Quanto a mim, venho lendo alguns livros antigos. Um deles é Yo, el supremo, do escritor paraguaio Augusto Roa Bastos. Levante o dedo quem leu! Trata-se de um abismo, de um grande labirinto, em que o leitor se perde pela história das independências dos países latino-americanos (portanto, da nossa des-colonização), ao mesmo tempo em que se perde entre dois tempos históricos, e tudo a partir de uma voz narrativa "bífida", que está no presente (ditadura de Stroessner, exílio) e no passado (ditadura ilustrada de Francia). Cada frase de Roa Bastos é um abismo e um labirinto. Ao final, não há respostas.

Agora atravesso esse romance-mar que é o Genji Monogatari (The Tale of Genji), um romance escrito por uma autora japonesa do século XI, Murakasi Shikibu (leio na tradução de Royal Tiller).

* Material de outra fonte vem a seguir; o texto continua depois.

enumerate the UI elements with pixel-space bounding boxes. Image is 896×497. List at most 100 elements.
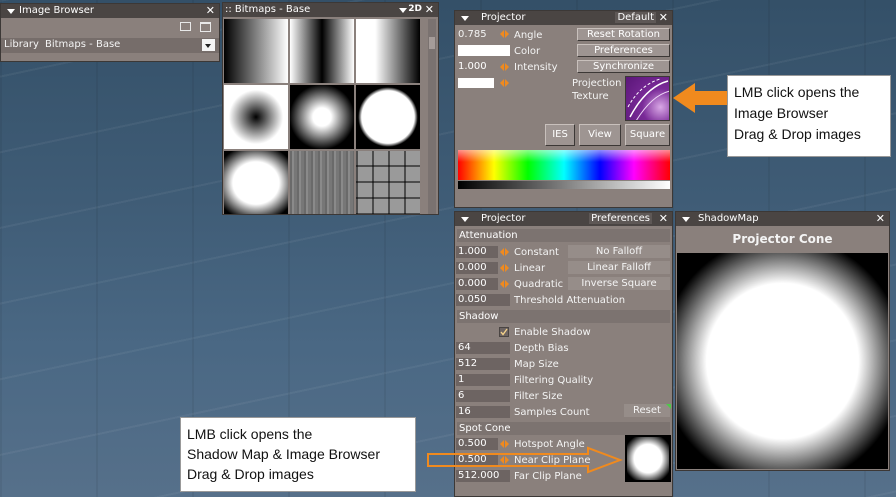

Ela era rival de Sei Shonagon, do belo Livro de Cabeceira. Ambas começaram a escrever numa língua/linguagem ao mesmo tempo feminina e universal, e recriaram a língua literária japonesa, que ainda dependia do chinês, que era estudado e praticado prioritariamente pelos homens. Já tinha começado a ler há alguns anos, e retomei agora. Aqui o abismo é não apenas histórico e cultural, mas de prolixidade. Trata-se de um livros de histórias de histórias de histórias, é como essas bonecas russas que vão se abrindo e revelando bonecas menores. É um livro infinito, mas ao mesmo tempo cada página dele nos fala do básico da vida: o amor, a inveja, o poder, o ciúme, a beleza, a arte, o ódio, a natureza. Estranhamente, ao ler Murakasi, sinto-me estar relendo Proust. Ou As mil e Uma Noites.

E enfim descubro o que há na literatura que me fascina: os livros se conectam entre si como as árvores se conectam por suas raízes mais profundas. A literatura é uma floresta. E uma floresta nunca é justa, clara, precisa, agradável. Nunca se vê o sentido de uma floresta, muito menos à noite. O sentido de uma floresta é o que não se sabe. É o mistério. "Aragem do infinito, absolutas estrelas". Definitivamente, não vou ler o que não tem raízes profundas. Dane-se o sucesso: fico com a literatura.


 

ADALBERTO MÜLLER é professor de teoria literária na Universidade Federal Fluminense (UFF), ensaísta, tradutor e poeta. Poesia completa, de Emily Dickson (Ed. UnB; Unicamp, 2020) conta com tradução sua. Lançou, também no ano passado, o livro de contos O traço do calígrafo (Ed. Medusa).